Science Museum, SW7, to 11 Sep
2: Conceptual Art In Britain 1964–1979
British conceptual art – you mean the Turner prize, bisected cows, unmade beds and the lights going on and off? No – there was a lively experimental art scene in Britain much earlier than most people think and this exhibition unveils its secret history. Marvel at the antics of Keith Arnatt, Art and Language, Mary Kelly and many more. But the exhibition does raise a question: why did these early British conceptualists never seize the national imagination in the way their spiritual descendants have? Were they too radical or just a bit silly? Something to think about in this exhibition of thinking art.
3: In The Age Of Giorgione
This is a sensual dream of an exhibition that brings to life a lost genius of the Renaissance. Dead from plague by his early 30s, Giorgione left behind a romantic reputation as a lover, a lutenist and a lyrical painter. The efforts of five centuries of quibbling art scholarship have nibbled away at his reputation until few surviving paintings are still attributed to him. How brave and important of the RA, then, to resurrect this seductive, courageous visionary. Ignore the sceptics and surrender yourself to the Venetian Leonardo da Vinci.
4: Glasgow International
While London has gone through a surreal evolution from staid backwater to today’s moneyed art capital, Glasgow has kept the bohemian ethos of a city made for artists rather than art dealers. With comparatively few galleries – but a great art college – it is a place to live cheaply and experiment. This festival starring the likes of Turner prize-winner Martin Boyce celebrates its creative inferno.

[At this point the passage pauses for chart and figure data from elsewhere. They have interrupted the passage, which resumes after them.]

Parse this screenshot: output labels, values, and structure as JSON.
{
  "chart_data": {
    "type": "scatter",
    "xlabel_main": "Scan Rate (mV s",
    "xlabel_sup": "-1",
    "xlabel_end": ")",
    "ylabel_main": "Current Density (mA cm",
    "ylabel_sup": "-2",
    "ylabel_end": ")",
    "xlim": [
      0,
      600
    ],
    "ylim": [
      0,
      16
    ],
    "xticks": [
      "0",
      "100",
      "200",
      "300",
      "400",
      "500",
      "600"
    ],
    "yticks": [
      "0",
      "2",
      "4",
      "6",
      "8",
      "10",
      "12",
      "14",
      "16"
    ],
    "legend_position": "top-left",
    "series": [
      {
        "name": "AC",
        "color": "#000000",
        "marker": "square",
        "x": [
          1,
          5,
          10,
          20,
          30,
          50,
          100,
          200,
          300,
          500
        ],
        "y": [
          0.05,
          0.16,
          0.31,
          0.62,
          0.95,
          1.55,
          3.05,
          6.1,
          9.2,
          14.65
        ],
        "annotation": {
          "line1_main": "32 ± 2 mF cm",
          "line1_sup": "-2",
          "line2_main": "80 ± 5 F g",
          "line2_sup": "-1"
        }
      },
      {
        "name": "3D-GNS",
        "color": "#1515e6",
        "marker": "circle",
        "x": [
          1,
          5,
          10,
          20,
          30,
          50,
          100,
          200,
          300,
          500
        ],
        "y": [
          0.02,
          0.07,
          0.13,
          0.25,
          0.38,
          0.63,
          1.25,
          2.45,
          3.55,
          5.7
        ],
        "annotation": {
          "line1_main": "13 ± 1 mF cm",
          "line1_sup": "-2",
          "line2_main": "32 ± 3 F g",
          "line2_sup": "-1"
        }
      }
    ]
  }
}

5: Botticelli And Treasures From The Hamilton Collection
No one has ever drawn hell with the clarity and confidence of Sandro Botticelli. A compelling selection of this mystic master’s illustrations for Dante’s Divine Comedy can be seen here, and it’s like walking through the world of the dead. What makes Botticelli unique among Dante illustrators is the calm dignity of his line that matches the grave tone of a poem whose sublime authority haunts the modern world.